Не так давно. Пять лет с Мейерхольдом Встречи с Пастернаком. Другие воспоминания - Александр Константинович Гладков
Шрифт:
Интервал:
Закладка:
Мейерхольд поражен.
— В цирк?!
Надо представить себе нервное напряжение этих дней и обшую поглощенность ожидаемой развязкой.
— В цирк?!! — Он с недоумением оглядывает нас, а потом хохочет. — Ну конечно, в цирк! Куда же ему еще идти? Нет, это гениально, и лучше не выдумаешь. Это почти Шекспир: подлость и шутки клоунов!..
Он уже почти забылся и с наслаждением любуется цельностью тут же выдуманного им гиперболического и противоречивого характера К. (человека вполне заурядного и мелкого). Он даже встал с места, увлекшись трагикомедийной выразительностью созданного жизнью и преувеличенного его воображением этого художественного штриха разыгрывающейся драмы. Он в своем лучшем черном костюме (когда я его спросил, почему он так наряден, он ответил: «Театр закрывают не каждый день»). Руки засунуты в карманы. Говоря, он раскачивается и причудливо горбится, и сбоку его фигура напоминает его самого на фантастическом фотопортрете Шерлинга. Мимо нас проходят загримированные актеры в костюмах семидесятых годов прошлого века и актрисы в платьях с тюрнюрами. Зайчиков тоже в костюме и гриме: он играет Сен — Годана. А на сцене в это время в нескольких шагах от нас измученная, больная и вдохновенно взволнованная З. Н. играет умирающую Маргерит, последний спектакль в своей жизни…

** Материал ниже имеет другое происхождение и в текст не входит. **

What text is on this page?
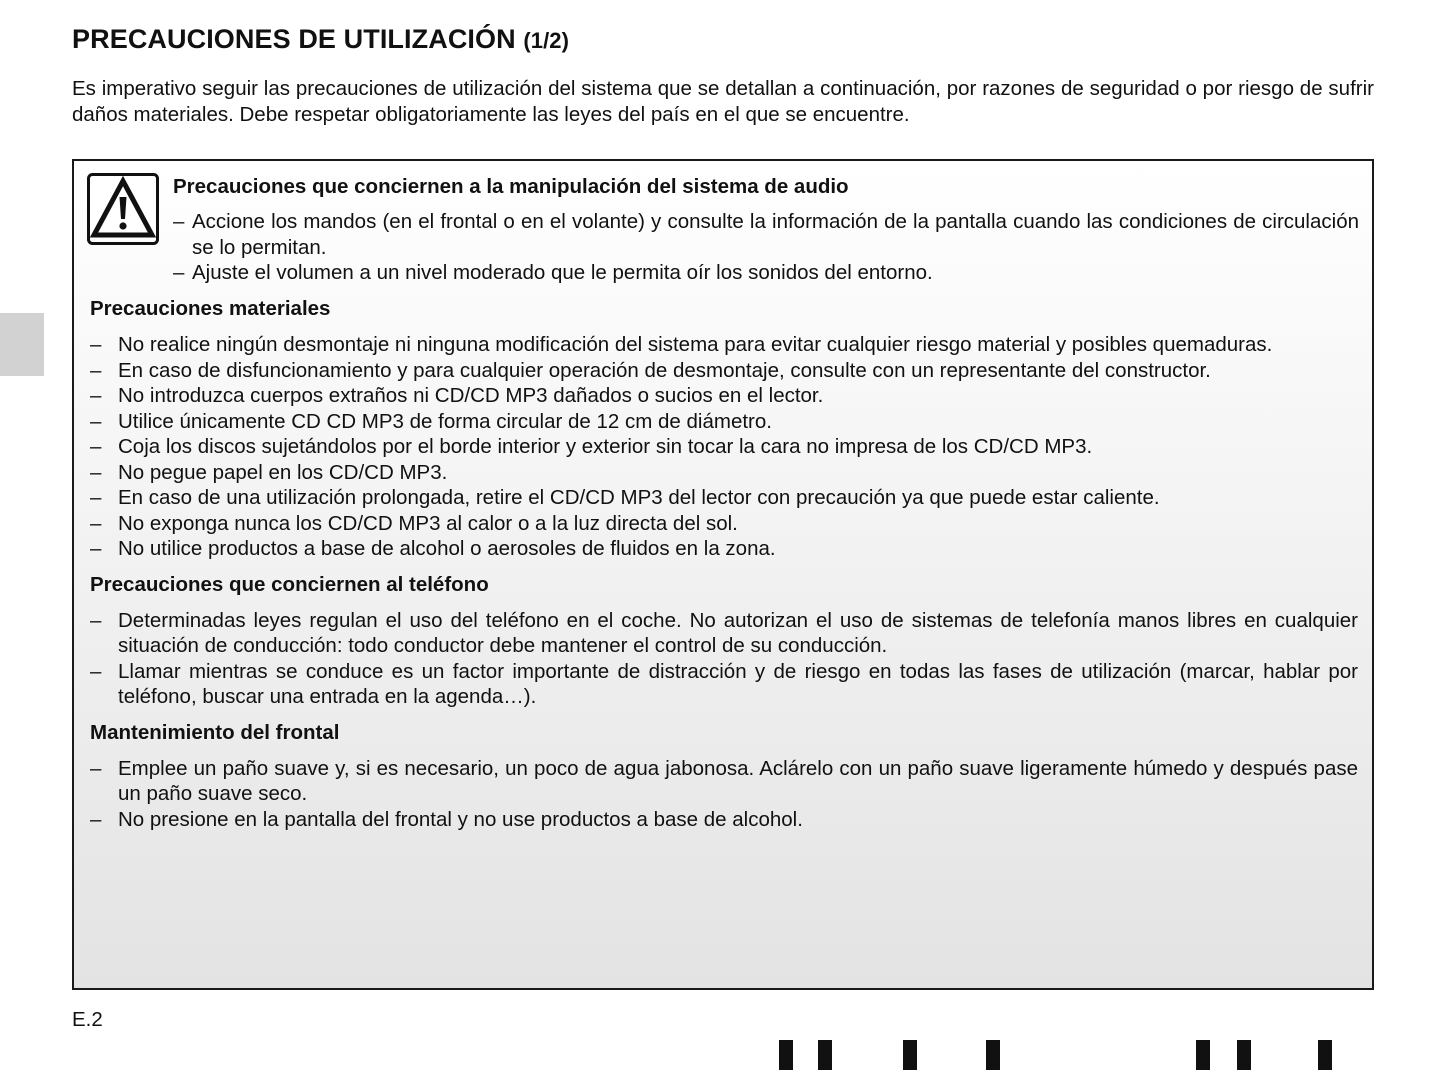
PRECAUCIONES DE UTILIZACIÓN (1/2)

Es imperativo seguir las precauciones de utilización del sistema que se detallan a continuación, por razones de seguridad o por riesgo de sufrir daños materiales. Debe respetar obligatoriamente las leyes del país en el que se encuentre.

Precauciones que conciernen a la manipulación del sistema de audio

– Accione los mandos (en el frontal o en el volante) y consulte la información de la pantalla cuando las condiciones de circulación se lo permitan.
– Ajuste el volumen a un nivel moderado que le permita oír los sonidos del entorno.

Precauciones materiales

– No realice ningún desmontaje ni ninguna modificación del sistema para evitar cualquier riesgo material y posibles quemaduras.
– En caso de disfuncionamiento y para cualquier operación de desmontaje, consulte con un representante del constructor.
– No introduzca cuerpos extraños ni CD/CD MP3 dañados o sucios en el lector.
– Utilice únicamente CD CD MP3 de forma circular de 12 cm de diámetro.
– Coja los discos sujetándolos por el borde interior y exterior sin tocar la cara no impresa de los CD/CD MP3.
– No pegue papel en los CD/CD MP3.
– En caso de una utilización prolongada, retire el CD/CD MP3 del lector con precaución ya que puede estar caliente.
– No exponga nunca los CD/CD MP3 al calor o a la luz directa del sol.
– No utilice productos a base de alcohol o aerosoles de fluidos en la zona.

Precauciones que conciernen al teléfono

– Determinadas leyes regulan el uso del teléfono en el coche. No autorizan el uso de sistemas de telefonía manos libres en cualquier situación de conducción: todo conductor debe mantener el control de su conducción.
– Llamar mientras se conduce es un factor importante de distracción y de riesgo en todas las fases de utilización (marcar, hablar por teléfono, buscar una entrada en la agenda…).

Mantenimiento del frontal

– Emplee un paño suave y, si es necesario, un poco de agua jabonosa. Aclárelo con un paño suave ligeramente húmedo y después pase un paño suave seco.
– No presione en la pantalla del frontal y no use productos a base de alcohol.
E.2
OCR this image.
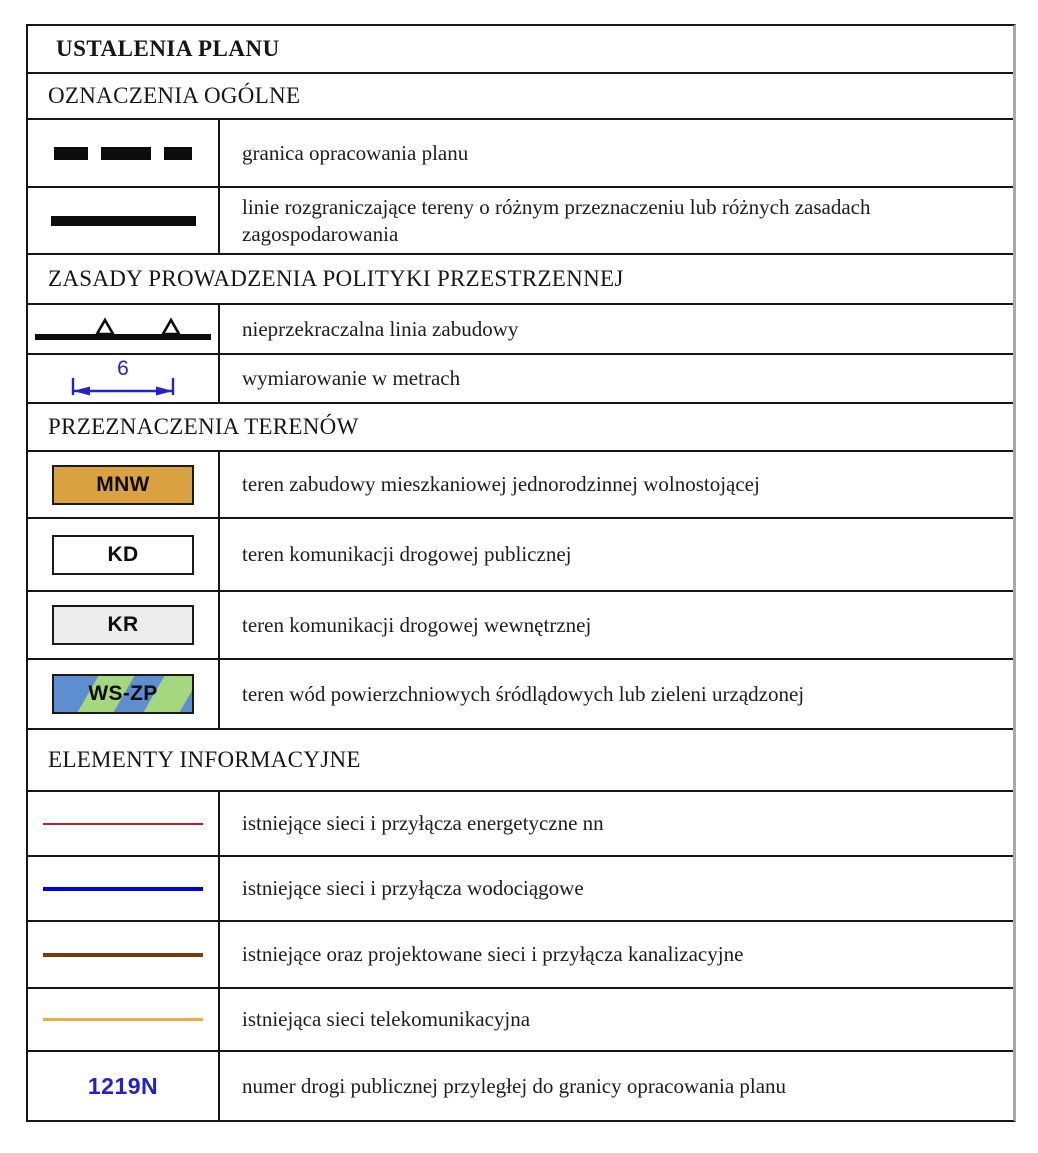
USTALENIA PLANU
OZNACZENIA OGÓLNE
granica opracowania planu
linie rozgraniczające tereny o różnym przeznaczeniu lub różnych zasadach zagospodarowania
ZASADY PROWADZENIA POLITYKI PRZESTRZENNEJ
nieprzekraczalna linia zabudowy
6	wymiarowanie w metrach
PRZEZNACZENIA TERENÓW
MNW	teren zabudowy mieszkaniowej jednorodzinnej wolnostojącej
KD	teren komunikacji drogowej publicznej
KR	teren komunikacji drogowej wewnętrznej
WS-ZP	teren wód powierzchniowych śródlądowych lub zieleni urządzonej
ELEMENTY INFORMACYJNE
istniejące sieci i przyłącza energetyczne nn
istniejące sieci i przyłącza wodociągowe
istniejące oraz projektowane sieci i przyłącza kanalizacyjne
istniejąca sieci telekomunikacyjna
1219N	numer drogi publicznej przyległej do granicy opracowania planu
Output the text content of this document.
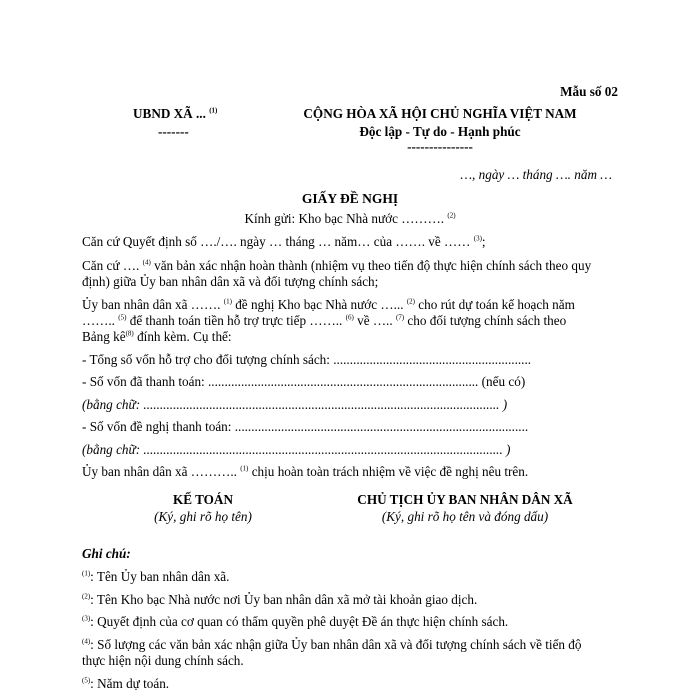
Mẫu số 02
UBND XÃ ... $^{(1)}$
-------
CỘNG HÒA XÃ HỘI CHỦ NGHĨA VIỆT NAM
Độc lập - Tự do - Hạnh phúc
---------------
…, ngày … tháng …. năm …
GIẤY ĐỀ NGHỊ
Kính gửi: Kho bạc Nhà nước ………. $^{(2)}$
Căn cứ Quyết định số …./…. ngày … tháng … năm… của ……. về …… $^{(3)}$;
Căn cứ …. $^{(4)}$ văn bản xác nhận hoàn thành (nhiệm vụ theo tiến độ thực hiện chính sách theo quy
định) giữa Ủy ban nhân dân xã và đối tượng chính sách;
Ủy ban nhân dân xã ……. $^{(1)}$ đề nghị Kho bạc Nhà nước …... $^{(2)}$ cho rút dự toán kế hoạch năm
…….. $^{(5)}$ để thanh toán tiền hỗ trợ trực tiếp …….. $^{(6)}$ về ….. $^{(7)}$ cho đối tượng chính sách theo
Bảng $kê^{(8)}$ đính kèm. Cụ thể:
- Tổng số vốn hỗ trợ cho đối tượng chính sách: ............................................................
- Số vốn đã thanh toán: .................................................................................. (nếu có)
(bằng chữ: ............................................................................................................ )
- Số vốn đề nghị thanh toán: .........................................................................................
(bằng chữ: ............................................................................................................. )
Ủy ban nhân dân xã ……….. $^{(1)}$ chịu hoàn toàn trách nhiệm về việc đề nghị nêu trên.
KẾ TOÁN
(Ký, ghi rõ họ tên)
CHỦ TỊCH ỦY BAN NHÂN DÂN XÃ
(Ký, ghi rõ họ tên và đóng dấu)
Ghi chú:
$^{(1)}$: Tên Ủy ban nhân dân xã.
$^{(2)}$: Tên Kho bạc Nhà nước nơi Ủy ban nhân dân xã mở tài khoản giao dịch.
$^{(3)}$: Quyết định của cơ quan có thẩm quyền phê duyệt Đề án thực hiện chính sách.
$^{(4)}$: Số lượng các văn bản xác nhận giữa Ủy ban nhân dân xã và đối tượng chính sách về tiến độ
thực hiện nội dung chính sách.
$^{(5)}$: Năm dự toán.
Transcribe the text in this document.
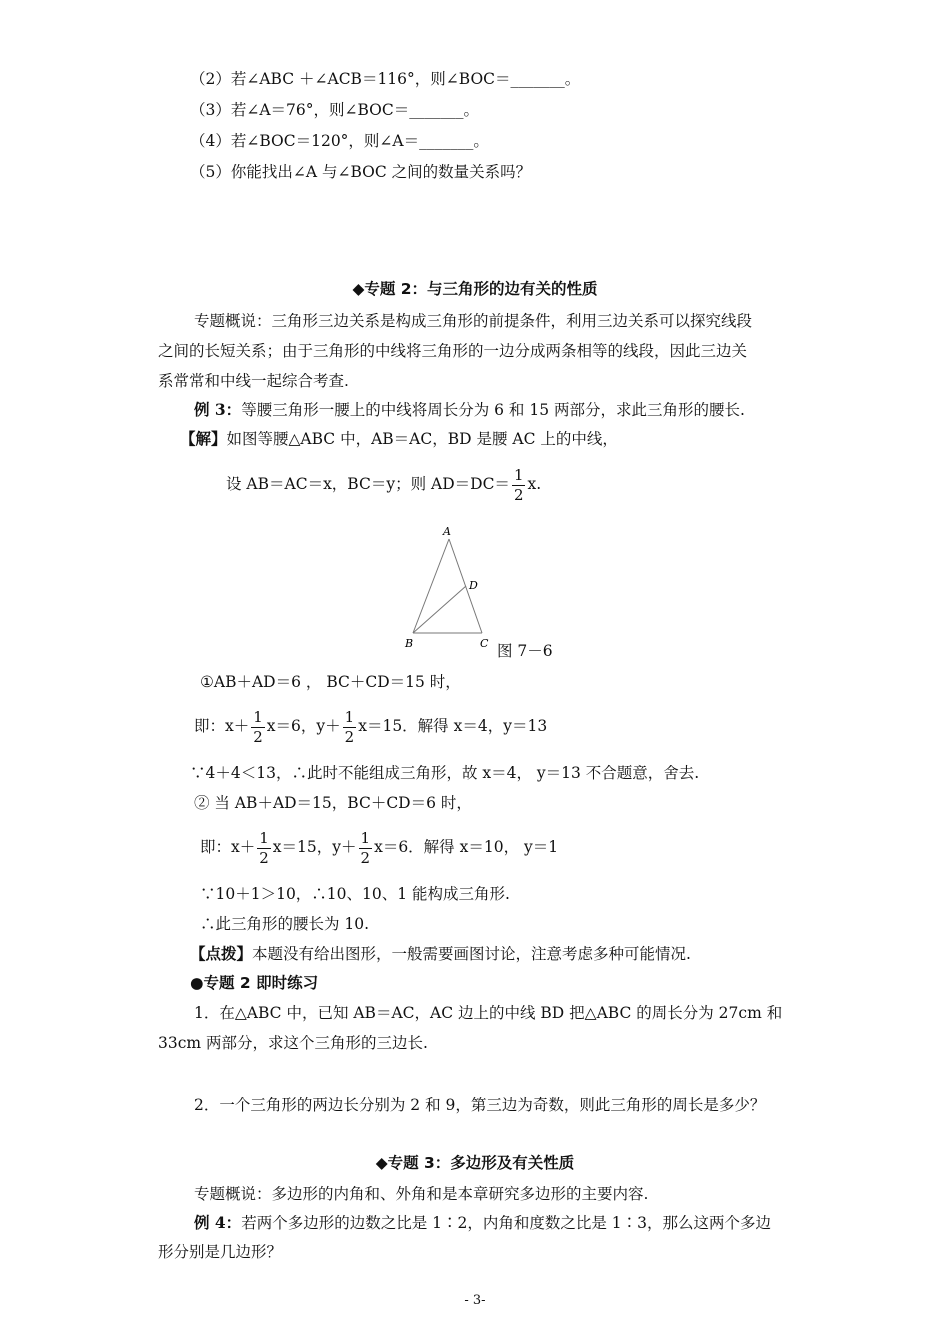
（2）若∠ABC ＋∠ACB＝116°，则∠BOC＝_______。
（3）若∠A＝76°，则∠BOC＝_______。
（4）若∠BOC＝120°，则∠A＝_______。
（5）你能找出∠A 与∠BOC 之间的数量关系吗？
◆专题 2：与三角形的边有关的性质
专题概说：三角形三边关系是构成三角形的前提条件，利用三边关系可以探究线段
之间的长短关系；由于三角形的中线将三角形的一边分成两条相等的线段，因此三边关
系常常和中线一起综合考查.
例 3：等腰三角形一腰上的中线将周长分为 6 和 15 两部分，求此三角形的腰长.
【解】如图等腰△ABC 中，AB＝AC，BD 是腰 AC 上的中线，
设 AB＝AC＝x，BC＝y；则 $AD=DC= \frac{1}{2} x$.
A
D
B	C 图 7－6
①AB＋AD＝6 ， BC＋CD＝15 时，
即：$x+ \frac{1}{2} x=6$，$y+ \frac{1}{2} x=15$．解得 x＝4，y＝13
∵4＋4＜13，∴此时不能组成三角形，故 x＝4， y＝13 不合题意，舍去.
② 当 AB＋AD＝15，BC＋CD＝6 时，
即：$x+ \frac{1}{2} x=15$，$y+ \frac{1}{2} x=6$．解得 x＝10， y＝1
∵10＋1＞10，∴10、10、1 能构成三角形.
∴此三角形的腰长为 10.
【点拨】本题没有给出图形，一般需要画图讨论，注意考虑多种可能情况.
●专题 2 即时练习
1．在△ABC 中，已知 AB＝AC，AC 边上的中线 BD 把△ABC 的周长分为 27cm 和
33cm 两部分，求这个三角形的三边长.
2．一个三角形的两边长分别为 2 和 9，第三边为奇数，则此三角形的周长是多少？
◆专题 3：多边形及有关性质
专题概说：多边形的内角和、外角和是本章研究多边形的主要内容.
例 4：若两个多边形的边数之比是 1∶2，内角和度数之比是 1∶3，那么这两个多边
形分别是几边形？
- 3-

Через несколько дней я снова зашел в театр. В комнате администратора уже заседала комиссия, распределявшая актеров по другим театрам. В. Э. вызвали «для консультации», но это была, видимо, формальность. Никто с ним не советовался. У гардероба я увидел толпу актеров. Кто — то сказал, что В. Э. ходит по фойе. (К этому времени я уже около полугода не работал в театре.) Я пошел в фойе. В. Э. молча бродил там в накинутой на плечи шубе. Он как будто обрадовался мне, спросил: «Что нового?» — но не очень внимательно выслушал ответ. Он взял меня под руку, и мы стали с ним ходить в фойе уже вдвоем. Я пытался как — то рассеять его, рассказывал ему что — то смешное, спрашивал его о том, какую оперу он будет ставить в Ленинграде (накануне он сказал мне по телефону, что получил приглашение в Театр имени Кирова), рассказал про остроумный ответ В. И. Немировича — Данченко на предложение одной редакции дать ей интервью о закрытии театра, но В. Э. односложно отвечал мне, не поддерживая разговора. Он крепко держал меня под руку, и мы продолжали ходить. Наконец и я замолчал. Мы ходили и молчали оба. Это было тягостное молчание. В. Э. курил папиросу. Докурив ее, он приостановился на повороте и бросил окурок в урну. Урна стояла довольно далеко, но обладавший удивительным глазомером В. Э. попал точно в нее. И я вдруг почувствовал, что этот пустяк — как он попал издалека в урну — приободрил его. Он сразу выпрямился, чему — то засмеялся и начал забавно рассказывать, как относится к закрытию театра швейцар дома в Брюсовском, где он живет…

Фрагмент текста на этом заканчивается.